What They Don’t Tell You

People back home are often saying to me something along the lines of “Oh! Your life must be like a vacation!” or “Have you gone to [insert European country, city, place of interest or restaurant here] yet?” And I get it. If you’ve never lived abroad, it’s hard to imagine the experience as anything other than a nonstop vacation filled with cultural exploration and touristic revelry. Whenever most of us experience a different country, we’re usually on vacation ourselves, so of course that’s the lens through which we’d see living abroad.

It follows that every day must start by shopping in your local green market and popping into the bakery for fresh bread, followed by afternoons in art galleries and museums, a leisurely lunch and siesta, lively debates over espresso or drinks with your neighbors in a sunny plaza, and then fabulous Michelin-starred dinners or romantic meals in teeny bistros on quiet terrazas. Then you splash your face with Cava, gaze over the rooftops through your garret window and head to bed, only to start the whole wonderful reverie the next day.

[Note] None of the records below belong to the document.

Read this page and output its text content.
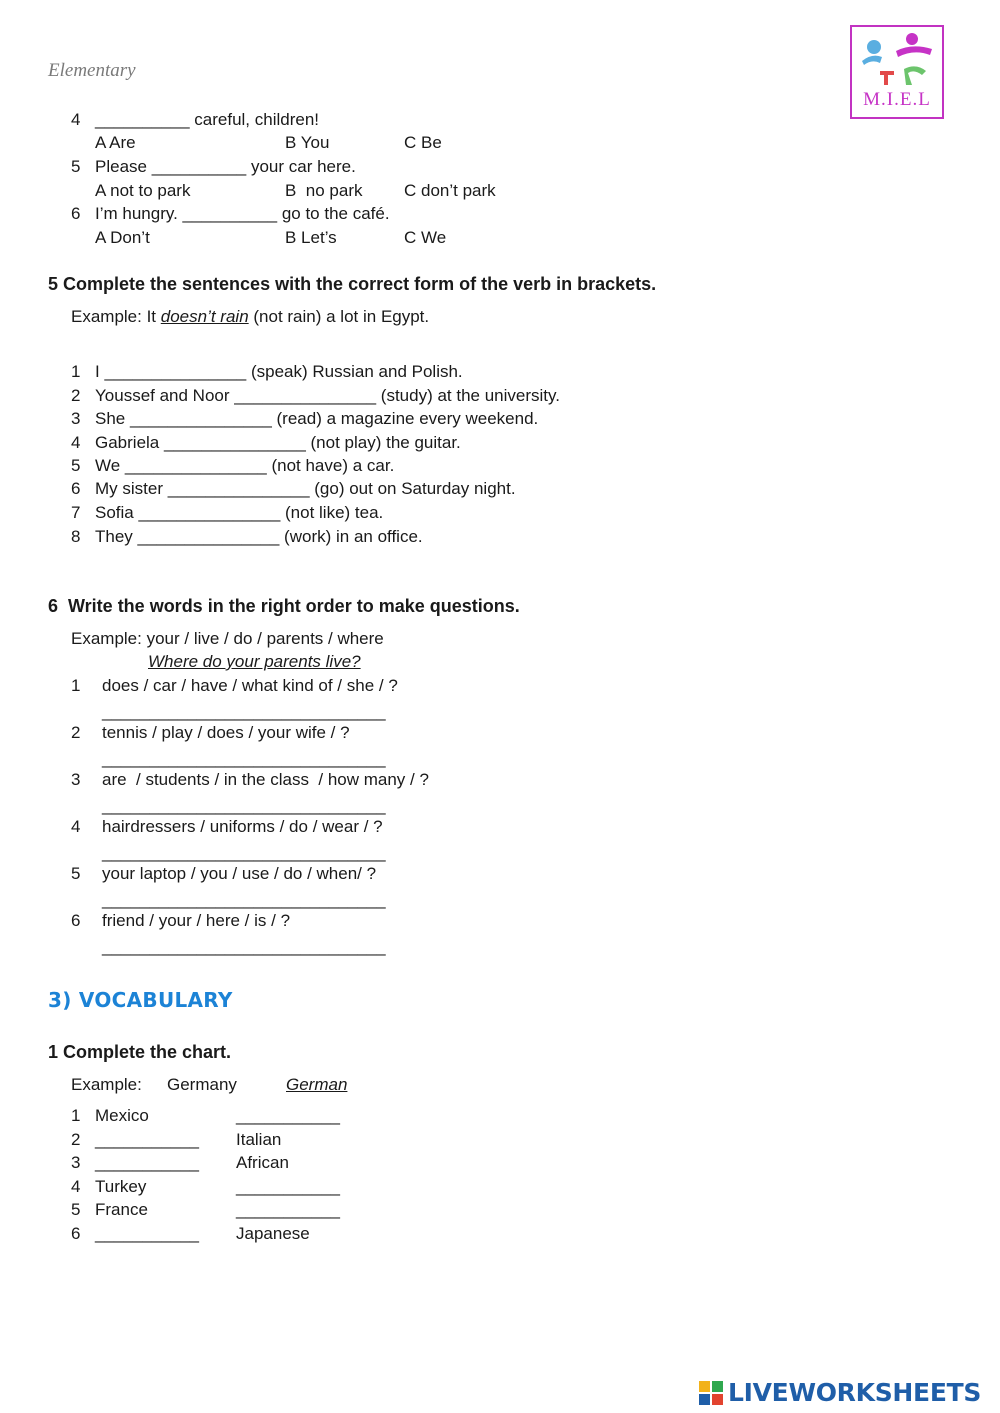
Elementary
M.I.E.L
4 __________ careful, children!
A Are	B You	C Be
5 Please __________ your car here.
A not to park	B  no park C don’t park
6 I’m hungry. __________ go to the café.
A Don’t	B Let’s	C We
5 Complete the sentences with the correct form of the verb in brackets.
Example: It doesn’t rain (not rain) a lot in Egypt.
1 I _______________ (speak) Russian and Polish.
2 Youssef and Noor _______________ (study) at the university.
3 She _______________ (read) a magazine every weekend.
4 Gabriela _______________ (not play) the guitar.
5 We _______________ (not have) a car.
6 My sister _______________ (go) out on Saturday night.
7 Sofia _______________ (not like) tea.
8 They _______________ (work) in an office.
6  Write the words in the right order to make questions.
Example: your / live / do / parents / where
Where do your parents live?
1 does / car / have / what kind of / she / ?
______________________________
2 tennis / play / does / your wife / ?
______________________________
3 are  / students / in the class  / how many / ?
______________________________
4 hairdressers / uniforms / do / wear / ?
______________________________
5 your laptop / you / use / do / when/ ?
______________________________
6 friend / your / here / is / ?
______________________________
3) VOCABULARY
1 Complete the chart.
Example: Germany	German
1 Mexico	___________
2 ___________ Italian
3 ___________ African
4 Turkey	___________
5 France	___________
6 ___________ Japanese
LIVEWORKSHEETS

I wasn’t quite that naïve when we were getting ready to move here — I’d read enough expat blogs and memoirs to know that we were in for a world of immigration paperwork and renewals. Plus, I’d moved around enough in the States to know that making friends and carving out your niche in a new city always takes longer than you think it will. Doing that in a language I didn’t speak certainly wasn’t going to make any of it easier.

A peep at Málaga’s impressive cathedral.

But now, one year and change into this experience, I’m floored by how much better this expat thing is from what I’d been expecting — in all but one way. To be honest, a lot of that silly nonsense a few paragraphs above is part of my life now—there are amazing markets and little food shops, there are sunny plazas for copas and really good coffee. There are more museums than I can count, and the Cava (and all other types of vino) is so ridiculously inexpensive that you probably could use it to wash your face if you wanted to waste great wine that way. But strangely, none of that easily takes the place of having a simple, ready answer to, “And what do you do?” Over this past year, I’ve spent a startling amount of time grieving for something I never thought I’d miss for one second: a traditional job.

Ronda, one of the most gorgeous towns in or out of Spain.

I had no idea how not going to work every day — to a traditional office with traditional hours — would impact my mood and the way I see myself, and that’s not something anybody talks about when they talk about living abroad. (Or at least, no one talked to me about it.) When you move abroad for someone else’s job, you are necessarily leaving your own job behind. Sometimes, you might not even be allowed to work in your new country due to visa restrictions. Or maybe you don’t speak the language well enough to do your old job in your new home, or whatever certifications/degrees you had back home don’t translate to the new place. And sure, this is the 21st century, so there are a whole slew of remote-working possibilities that didn’t exist just a few years ago, but still. If you want to really feel like you’re part of the place in which you live, spending all your time attached to a laptop interacting with people nine hours behind you is not going to help.

People in Spain often ask me if I ever feel homesick, and the answer to that one is always an easy, “No, not at all.” I find that surprising even now — but the truth is that I don’t miss living in the US. Of course I miss people there, and I miss little things that I never thought about before we left. (See: tarragon; Comet cleanser; Americans’ unyielding commitment to convenience; spicy food of all kinds; not having to interact with salespeople in a store if I’m not feeling it that day #imjustlooking).

The Giralda of Sevilla’s extraordinary cathedral.

These days, Mr. Natalie and I are caught off guard when people ask when we plan to move back home, as if that’s a given. But I can’t even think of where “home” would be in the US. In the short time we’ve been here, I’ve absolutely fallen in love with Spain, warts and all. (Seriously guys, where are the vegetables?) This is a welcoming, fun-loving culture with a complicated history and even more complicated politics that I’ve barely even begun to understand. But now when we travel, “coming home” means Madrid. I crave this city when we’ve been away too long, and I’m constantly comparing it to other places, wondering why things There can’t be more like they are Here. (See: café cortado; Atlético de Madrid and its fans; impossibly long days; outstanding parks; the headscratcher of how, in a culture where everyone is always at least 10 minutes late to anything, the national train system always manages to run on time.*)

And here’s the thing about vacation: it’s only a temporary break from your everyday routine. But moving abroad is a permanent break with what was your life. It requires you to build a new life almost from scratch. You literally start over with some (if not all) of the following: a new language; a new career after completing any necessary training for it; figuring out the minutiae of daily life; navigating new bureaucracy; learning new customs; making a fool out of yourself nearly every day; and really thinking about who you are and what you do when you aren’t defined by a traditional job. No joke, it’s to-the-bones exhausting.

So who’s ready for a vacation now? 😉

This amazing city (and also this lucky girl’s home).

*I hope I didn’t just doom myself to a lifetime of late trains.